«Un'autentica rivoluzione Ma saremo preparati»

Cambiamento di mentalità. Modo di lavorare diverso. Autentica rivoluzione. Questi i concetti sottolineati da alcuni dei primari che hanno assistito alla presentazione del nuovo ospedale. «Questa struttura ci permetterà di sfruttare la nostra professionalità - dice Alfredo Saggioro(Gastroenterologia) - Avremo strumenti che ci consentiranno di uniformare le procedure. Non sarà più come adesso. Non tutti potranno continuare a venire in ospedale. E dovremo essere anche noi a contribuire a creare strutture sul territorio».
Per il primario di Pediatria Giovanni Battista Pozzan«è un'opera ambiziosa che, certo, richiederà un modo di lavorare diverso rispetto all'attuale. Ma credo che saremo pronti». Più pronti di altri sono senza dubbio Elvio Polesel(Cardiochirurgia) e Vittorio Dorrucci(Chirurgia vascolare). Da tre anni hanno, in un certo senso, precorso la strada che tutti gli altri dovranno percorrere, condividendo sale operatorie, degenze e posti letto di terapia post-intensiva. «Il nuovo ospedale ci offre spazi e potenzialità maggiori rispetto all'attuale - spiega Polesel - La struttura è fantastica, fa un'enorme impressione. Certo, serve una rivoluzione nel modo di approcciare la cura del paziente».
Di rivoluzione nel concetto di gestione della sanità pubblica e, quindi, di maggiore efficienza parla anche il direttore di Dermatologia Patrizio Sedona. «Non nego che potranno esserci delle resistenze, vecchie abitudine da superare e fatti contingenti che potrebbero creare qualche difficoltà - ammette - Ma dal momento in cui si dovrà lavorare nella nuova struttura si supereranno». Sedona, in particolare, è uno di quei direttori che si troverà a lavorare su più fronti: Venezia, Mestre, territorio. Decisiva sarà quindi la capacità di gestire una diversa organizzazione di spazi e uomini.

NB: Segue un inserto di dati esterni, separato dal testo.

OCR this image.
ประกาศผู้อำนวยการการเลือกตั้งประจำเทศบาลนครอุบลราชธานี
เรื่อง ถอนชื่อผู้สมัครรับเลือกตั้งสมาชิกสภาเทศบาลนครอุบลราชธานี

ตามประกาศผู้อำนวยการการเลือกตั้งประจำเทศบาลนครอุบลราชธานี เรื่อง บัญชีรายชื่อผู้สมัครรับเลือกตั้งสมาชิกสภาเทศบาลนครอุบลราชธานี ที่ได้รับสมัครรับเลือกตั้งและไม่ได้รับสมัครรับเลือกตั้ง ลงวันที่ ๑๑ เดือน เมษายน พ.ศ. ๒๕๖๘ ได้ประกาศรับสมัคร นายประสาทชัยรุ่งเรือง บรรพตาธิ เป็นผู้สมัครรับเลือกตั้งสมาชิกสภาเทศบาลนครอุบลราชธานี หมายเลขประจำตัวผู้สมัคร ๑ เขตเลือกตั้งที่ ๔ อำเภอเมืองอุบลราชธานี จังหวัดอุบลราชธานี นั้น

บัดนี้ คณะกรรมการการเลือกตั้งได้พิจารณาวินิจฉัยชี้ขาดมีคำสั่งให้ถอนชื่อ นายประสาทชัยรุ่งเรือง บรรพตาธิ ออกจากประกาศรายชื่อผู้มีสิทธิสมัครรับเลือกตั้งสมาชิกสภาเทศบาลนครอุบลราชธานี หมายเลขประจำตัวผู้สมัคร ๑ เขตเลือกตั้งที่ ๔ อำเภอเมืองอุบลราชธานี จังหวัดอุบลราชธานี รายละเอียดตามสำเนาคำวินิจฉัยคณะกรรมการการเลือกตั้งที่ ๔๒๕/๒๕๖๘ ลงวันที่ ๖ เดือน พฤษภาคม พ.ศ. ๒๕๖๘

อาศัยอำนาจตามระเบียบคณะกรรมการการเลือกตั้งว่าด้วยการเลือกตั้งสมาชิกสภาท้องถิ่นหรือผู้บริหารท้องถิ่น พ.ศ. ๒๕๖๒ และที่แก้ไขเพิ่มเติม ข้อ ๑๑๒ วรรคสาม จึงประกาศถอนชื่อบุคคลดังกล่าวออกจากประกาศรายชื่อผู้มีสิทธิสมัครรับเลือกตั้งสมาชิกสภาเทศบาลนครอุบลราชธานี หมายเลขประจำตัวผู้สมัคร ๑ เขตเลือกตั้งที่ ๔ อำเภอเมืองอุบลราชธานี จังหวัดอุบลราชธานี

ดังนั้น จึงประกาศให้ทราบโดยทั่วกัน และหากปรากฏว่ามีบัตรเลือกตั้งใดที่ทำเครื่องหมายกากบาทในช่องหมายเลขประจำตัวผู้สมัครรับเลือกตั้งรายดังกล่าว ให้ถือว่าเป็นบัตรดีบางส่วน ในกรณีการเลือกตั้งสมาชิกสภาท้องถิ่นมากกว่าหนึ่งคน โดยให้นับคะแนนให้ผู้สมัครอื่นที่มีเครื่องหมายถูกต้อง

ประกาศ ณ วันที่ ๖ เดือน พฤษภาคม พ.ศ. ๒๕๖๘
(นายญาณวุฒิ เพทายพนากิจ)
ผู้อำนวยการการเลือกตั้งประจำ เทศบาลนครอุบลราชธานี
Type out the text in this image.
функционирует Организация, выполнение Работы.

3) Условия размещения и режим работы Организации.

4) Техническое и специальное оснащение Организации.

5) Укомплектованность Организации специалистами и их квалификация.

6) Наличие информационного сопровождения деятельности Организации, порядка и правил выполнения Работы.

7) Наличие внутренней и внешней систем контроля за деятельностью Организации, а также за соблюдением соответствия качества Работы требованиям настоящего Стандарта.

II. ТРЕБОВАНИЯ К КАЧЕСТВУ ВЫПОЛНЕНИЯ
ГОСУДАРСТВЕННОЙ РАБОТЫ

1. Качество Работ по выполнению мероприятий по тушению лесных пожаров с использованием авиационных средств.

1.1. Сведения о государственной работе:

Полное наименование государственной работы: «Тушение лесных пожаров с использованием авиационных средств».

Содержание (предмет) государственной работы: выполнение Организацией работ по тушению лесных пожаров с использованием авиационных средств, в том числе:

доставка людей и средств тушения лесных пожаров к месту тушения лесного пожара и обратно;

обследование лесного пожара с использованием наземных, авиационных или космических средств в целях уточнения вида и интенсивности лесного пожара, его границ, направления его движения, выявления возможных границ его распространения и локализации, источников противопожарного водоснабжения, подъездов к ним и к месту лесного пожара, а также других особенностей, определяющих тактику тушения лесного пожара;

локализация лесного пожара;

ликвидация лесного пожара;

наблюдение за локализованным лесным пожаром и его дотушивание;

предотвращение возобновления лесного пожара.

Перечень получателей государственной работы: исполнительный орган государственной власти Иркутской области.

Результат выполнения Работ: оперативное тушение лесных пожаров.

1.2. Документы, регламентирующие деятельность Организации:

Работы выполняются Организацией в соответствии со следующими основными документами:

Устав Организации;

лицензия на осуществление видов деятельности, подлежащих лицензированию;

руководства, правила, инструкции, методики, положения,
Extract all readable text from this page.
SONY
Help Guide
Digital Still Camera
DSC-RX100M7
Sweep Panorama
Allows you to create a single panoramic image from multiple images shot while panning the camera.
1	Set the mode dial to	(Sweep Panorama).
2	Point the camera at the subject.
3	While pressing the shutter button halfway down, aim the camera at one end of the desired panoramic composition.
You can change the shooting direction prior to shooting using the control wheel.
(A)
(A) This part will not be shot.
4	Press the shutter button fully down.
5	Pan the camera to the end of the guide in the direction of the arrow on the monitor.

Fiducioso anche Giorgio Marchiori(Sit). «Le prospettive per uscire dalla staticità attuale e andare verso una piena innovazione ci sono tutte - afferma - Bisognerà fare attenzione al fatto che la direzione di tutto resti saldamente in mano al pubblico («ai privati non andrà la gestione di nessun servizio sanitario», aveva ricordato nella sua introduzione il direttore generale Padoan, ndr). E soprattutto bisognerà non perdere altro tempo nell'integrazione tra ospedale e servizi da trasferire al territorio e nelle sinergie con le altre Asl».
Infine anche Michele Sicolo(rappresentante della Cimo) sottolinea la necessità di rafforzare concretamente il territorio a fronte di un ospedale che sarà solo, come ribadito dal direttore sanitario Ugo Coli, «per acuti e acutissimi» (m.sca.)